In February 2021, GAO itself published a motion to Congressional proposers, Defined Contribution Plans: Federal Guidelines Could Help Reduce Cybersecurity Risks in 401 (k), and Other Retirement Plans (available at / products / gao) -21-25), which, after finding significant measures to mitigate cybersecurity risk by both the private sector and certain U.S. federal agencies (other than the DOL), recommended that the DOL:

  • Formally state whether cybersecurity for employer-sponsored defined contribution plans is a fiduciary plan responsibility under ERISA; and
  • Develop and publish guidelines setting out minimum expectations for mitigation of cybersecurity risks, outlining the specific requirements to be met by all entities involved in the management of private sector employer-funded defined contribution pension plans.

DOL’s April 14, 2021 cybersecurity guidelines appear to be at least a first step in following GAO recommendations.
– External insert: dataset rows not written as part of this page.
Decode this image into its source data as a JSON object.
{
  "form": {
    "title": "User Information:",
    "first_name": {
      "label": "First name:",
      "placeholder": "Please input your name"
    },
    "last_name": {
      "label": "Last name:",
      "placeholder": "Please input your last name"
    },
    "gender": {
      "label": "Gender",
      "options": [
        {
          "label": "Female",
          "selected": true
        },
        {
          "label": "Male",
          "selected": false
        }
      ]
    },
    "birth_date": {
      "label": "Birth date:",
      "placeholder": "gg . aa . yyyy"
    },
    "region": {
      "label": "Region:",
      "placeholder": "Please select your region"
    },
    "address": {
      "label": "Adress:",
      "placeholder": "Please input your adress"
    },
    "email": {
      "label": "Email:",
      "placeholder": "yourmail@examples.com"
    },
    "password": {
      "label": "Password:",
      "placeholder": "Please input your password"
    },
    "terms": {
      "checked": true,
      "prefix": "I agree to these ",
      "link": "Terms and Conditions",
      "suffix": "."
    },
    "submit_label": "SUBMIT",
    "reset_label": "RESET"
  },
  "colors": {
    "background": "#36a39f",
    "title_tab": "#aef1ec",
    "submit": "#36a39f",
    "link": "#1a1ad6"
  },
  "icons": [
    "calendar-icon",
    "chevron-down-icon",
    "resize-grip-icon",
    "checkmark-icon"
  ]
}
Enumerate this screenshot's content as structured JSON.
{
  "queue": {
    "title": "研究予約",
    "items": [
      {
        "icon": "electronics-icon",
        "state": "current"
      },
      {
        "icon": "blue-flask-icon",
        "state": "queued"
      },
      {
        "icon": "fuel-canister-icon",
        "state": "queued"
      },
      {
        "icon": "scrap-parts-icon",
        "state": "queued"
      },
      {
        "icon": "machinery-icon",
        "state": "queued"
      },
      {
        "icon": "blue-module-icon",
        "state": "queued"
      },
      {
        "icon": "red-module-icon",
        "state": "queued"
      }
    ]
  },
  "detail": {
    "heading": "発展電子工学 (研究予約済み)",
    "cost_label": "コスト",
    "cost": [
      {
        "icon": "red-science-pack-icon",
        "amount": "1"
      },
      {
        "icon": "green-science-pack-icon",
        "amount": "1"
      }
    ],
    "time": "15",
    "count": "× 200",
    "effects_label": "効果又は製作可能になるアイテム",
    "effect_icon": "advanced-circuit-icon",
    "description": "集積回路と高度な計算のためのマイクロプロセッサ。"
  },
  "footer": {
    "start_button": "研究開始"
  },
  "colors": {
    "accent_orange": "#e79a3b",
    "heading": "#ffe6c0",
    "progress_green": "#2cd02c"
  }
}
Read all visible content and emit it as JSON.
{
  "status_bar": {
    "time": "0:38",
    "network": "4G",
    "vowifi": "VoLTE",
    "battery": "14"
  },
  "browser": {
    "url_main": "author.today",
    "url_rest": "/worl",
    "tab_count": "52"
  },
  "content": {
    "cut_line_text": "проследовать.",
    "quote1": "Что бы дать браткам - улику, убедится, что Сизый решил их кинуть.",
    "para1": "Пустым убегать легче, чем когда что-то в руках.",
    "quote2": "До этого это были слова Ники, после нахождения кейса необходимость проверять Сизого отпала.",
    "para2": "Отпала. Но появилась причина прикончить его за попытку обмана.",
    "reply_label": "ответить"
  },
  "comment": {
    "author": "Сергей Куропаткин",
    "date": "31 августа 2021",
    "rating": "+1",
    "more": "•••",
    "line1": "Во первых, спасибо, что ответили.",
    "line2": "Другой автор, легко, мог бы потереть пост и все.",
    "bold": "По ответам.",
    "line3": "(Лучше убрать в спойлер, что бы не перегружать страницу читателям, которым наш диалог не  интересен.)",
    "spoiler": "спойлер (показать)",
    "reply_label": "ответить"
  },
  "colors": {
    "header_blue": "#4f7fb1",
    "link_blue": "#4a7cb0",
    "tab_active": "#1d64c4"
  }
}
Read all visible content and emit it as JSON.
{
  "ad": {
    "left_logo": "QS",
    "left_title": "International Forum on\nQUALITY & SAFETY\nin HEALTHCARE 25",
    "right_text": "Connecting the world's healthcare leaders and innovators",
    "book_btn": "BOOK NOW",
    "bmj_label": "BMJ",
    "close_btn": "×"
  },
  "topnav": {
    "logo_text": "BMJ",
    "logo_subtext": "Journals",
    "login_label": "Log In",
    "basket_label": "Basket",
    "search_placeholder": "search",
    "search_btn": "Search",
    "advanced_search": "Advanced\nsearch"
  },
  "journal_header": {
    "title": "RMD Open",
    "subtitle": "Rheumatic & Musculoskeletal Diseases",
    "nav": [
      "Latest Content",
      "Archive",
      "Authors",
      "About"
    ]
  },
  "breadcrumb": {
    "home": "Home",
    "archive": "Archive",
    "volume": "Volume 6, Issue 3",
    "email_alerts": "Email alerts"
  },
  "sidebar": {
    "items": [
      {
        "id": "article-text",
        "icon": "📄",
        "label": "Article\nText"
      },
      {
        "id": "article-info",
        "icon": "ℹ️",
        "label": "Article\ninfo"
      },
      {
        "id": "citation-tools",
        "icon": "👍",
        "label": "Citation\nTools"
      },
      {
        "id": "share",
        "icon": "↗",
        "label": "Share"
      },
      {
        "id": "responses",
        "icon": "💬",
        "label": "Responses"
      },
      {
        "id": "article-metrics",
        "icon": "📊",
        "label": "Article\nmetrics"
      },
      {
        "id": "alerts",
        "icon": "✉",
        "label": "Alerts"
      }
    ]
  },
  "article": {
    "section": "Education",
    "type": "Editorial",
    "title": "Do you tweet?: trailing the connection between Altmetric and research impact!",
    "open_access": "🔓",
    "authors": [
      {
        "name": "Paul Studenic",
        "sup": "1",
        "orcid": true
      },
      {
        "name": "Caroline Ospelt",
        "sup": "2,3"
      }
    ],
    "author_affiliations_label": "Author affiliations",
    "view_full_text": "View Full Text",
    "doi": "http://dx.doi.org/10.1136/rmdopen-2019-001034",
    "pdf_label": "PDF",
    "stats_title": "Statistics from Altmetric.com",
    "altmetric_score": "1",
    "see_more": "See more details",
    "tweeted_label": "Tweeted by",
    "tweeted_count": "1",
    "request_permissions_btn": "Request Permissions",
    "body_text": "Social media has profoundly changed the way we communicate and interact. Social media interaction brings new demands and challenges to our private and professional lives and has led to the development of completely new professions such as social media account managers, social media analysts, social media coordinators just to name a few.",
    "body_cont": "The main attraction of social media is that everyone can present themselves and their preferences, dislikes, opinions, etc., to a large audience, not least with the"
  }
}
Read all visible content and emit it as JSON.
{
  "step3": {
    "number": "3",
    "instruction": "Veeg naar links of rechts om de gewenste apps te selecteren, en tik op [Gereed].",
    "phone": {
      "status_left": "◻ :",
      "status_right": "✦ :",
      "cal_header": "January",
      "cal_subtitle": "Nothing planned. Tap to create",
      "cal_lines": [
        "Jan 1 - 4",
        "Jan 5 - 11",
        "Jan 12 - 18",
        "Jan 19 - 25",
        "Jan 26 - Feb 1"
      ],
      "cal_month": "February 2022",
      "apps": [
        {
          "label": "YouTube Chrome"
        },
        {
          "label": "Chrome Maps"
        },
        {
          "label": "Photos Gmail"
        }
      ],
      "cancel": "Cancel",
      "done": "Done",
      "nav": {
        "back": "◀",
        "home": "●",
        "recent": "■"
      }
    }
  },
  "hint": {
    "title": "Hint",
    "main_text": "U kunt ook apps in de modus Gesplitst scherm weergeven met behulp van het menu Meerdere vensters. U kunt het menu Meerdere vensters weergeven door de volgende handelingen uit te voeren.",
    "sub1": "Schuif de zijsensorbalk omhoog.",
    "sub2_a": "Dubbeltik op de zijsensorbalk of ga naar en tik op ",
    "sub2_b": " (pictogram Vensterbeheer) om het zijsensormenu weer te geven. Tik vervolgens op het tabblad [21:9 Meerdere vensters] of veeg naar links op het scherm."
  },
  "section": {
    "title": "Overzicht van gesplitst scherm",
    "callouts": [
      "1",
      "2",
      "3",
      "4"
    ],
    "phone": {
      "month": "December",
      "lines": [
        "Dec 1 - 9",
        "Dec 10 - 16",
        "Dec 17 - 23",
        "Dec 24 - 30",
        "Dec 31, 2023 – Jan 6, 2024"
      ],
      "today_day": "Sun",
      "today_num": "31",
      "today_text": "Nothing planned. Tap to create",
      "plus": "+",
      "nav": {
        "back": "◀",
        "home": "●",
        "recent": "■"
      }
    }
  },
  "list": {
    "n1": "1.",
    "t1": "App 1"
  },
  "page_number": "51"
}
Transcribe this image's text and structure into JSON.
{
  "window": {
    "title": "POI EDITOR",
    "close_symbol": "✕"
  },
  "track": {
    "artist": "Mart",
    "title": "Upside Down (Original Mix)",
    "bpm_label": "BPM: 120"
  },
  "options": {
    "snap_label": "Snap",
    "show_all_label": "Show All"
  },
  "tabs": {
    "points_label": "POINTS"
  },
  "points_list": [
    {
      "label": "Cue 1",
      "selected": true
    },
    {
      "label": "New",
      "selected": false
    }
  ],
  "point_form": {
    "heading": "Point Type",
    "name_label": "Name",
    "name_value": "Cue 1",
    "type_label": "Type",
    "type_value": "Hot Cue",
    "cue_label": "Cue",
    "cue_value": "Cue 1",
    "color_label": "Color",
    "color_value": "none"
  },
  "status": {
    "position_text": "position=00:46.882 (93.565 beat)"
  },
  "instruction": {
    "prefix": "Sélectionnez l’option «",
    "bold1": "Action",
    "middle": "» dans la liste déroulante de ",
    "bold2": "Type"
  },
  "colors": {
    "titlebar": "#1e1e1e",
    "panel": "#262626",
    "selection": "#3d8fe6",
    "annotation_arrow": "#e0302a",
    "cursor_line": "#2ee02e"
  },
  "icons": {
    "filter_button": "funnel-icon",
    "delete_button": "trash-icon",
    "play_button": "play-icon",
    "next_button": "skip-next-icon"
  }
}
However, it remains to be seen whether following DOL guidelines would be an effective defense for plan sponsors, plan trustees, and plan service providers who are being sued by plan participants who donate their nest egg for the retirement plan to cyber thieves or other bad actors have lost. Perhaps, over time, the DOL will offer additional guidelines that are meatier than “Tips” and “Best Practices”, setting clear standards and requirements that Plan Sponsors, Plan Trustees, and third party vendors must meet in order to manage their respective ERISA obligations. Duties to fulfill participants and beneficiaries to plan.